© JUNGE FREIHEIT Verlag GmbH & Co.  www.jungefreiheit.de  28/12 06. Juli 2012

„Gute Nacht Freiheit und Souveränität“
Österreich: Seit Wochen kämpfen FPÖ und BZÖ gegen die Verabschiedung des ESM-Vertrages / Grüne sichern Zweidrittelmehrheit
Curd-Torsten Weick

Na, gute Nacht Demokratie! Gute Nacht Eigenständigkeit! Gute Nacht Freiheit und Souveränität! Gute Nacht österreichische Verfassung!“ Heinz-Christian Strache war in seinem Element, als er vergangene Woche auf dem sonnenüberfluteten Wiener Ballhausplatz vor dem Bundeskanzleramt gegen die Einführung des dauerhaften Euro-Rettungsschirms ESM Stellung bezog. Und er setzte vor über 1.500 Zuschauern noch eins drauf: „Es ist besser, wir springen ins rotweißrote Rettungsboot, bevor wir mit dieser EU-Titanic untergehen.“ Das FPÖ-Rettungsboot ist die unermüdliche Forderung nach einer Volksabstimmung über den ESM-Vertrag.
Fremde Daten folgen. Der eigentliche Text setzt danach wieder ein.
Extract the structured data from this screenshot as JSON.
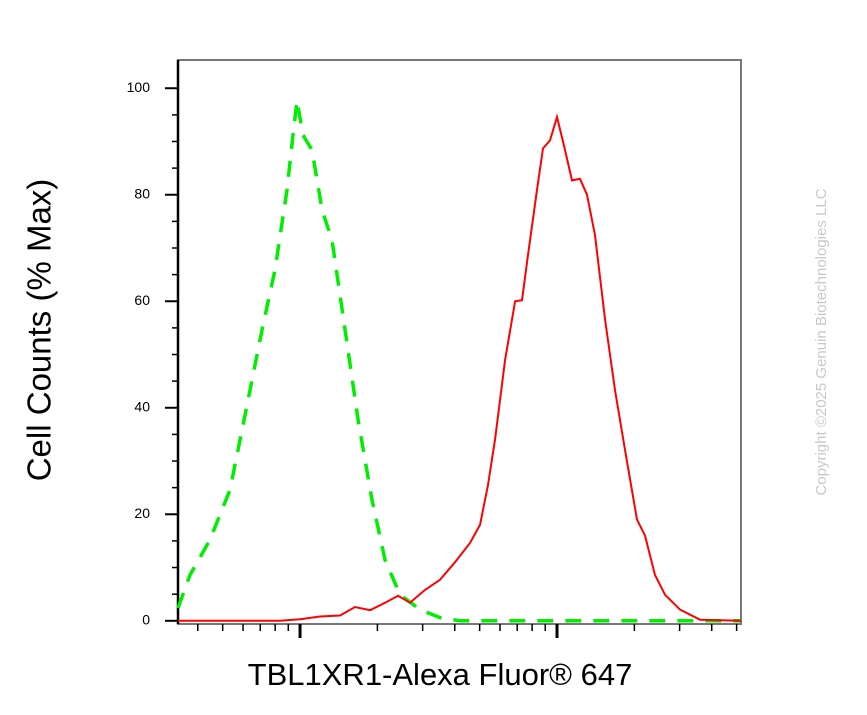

In ihrer Ablehnung des Vertrages sitzt die FPÖ in einem Boot mit dem Bündnis Zukunft Österreich. Beide Parteien verließen Mitte Juni aus Protest das Nationalratsplenum. In einer Nacht-und- Nebel-Aktion hatten sich regierende SPÖ/ÖVP-Koalition und die oppositionellen Grünen auf ein gemeinsames Vorgehen beim Stabilitätsmechanismus (ESM) geeinigt und kurzfristig auf die Tagesordnung gesetzt.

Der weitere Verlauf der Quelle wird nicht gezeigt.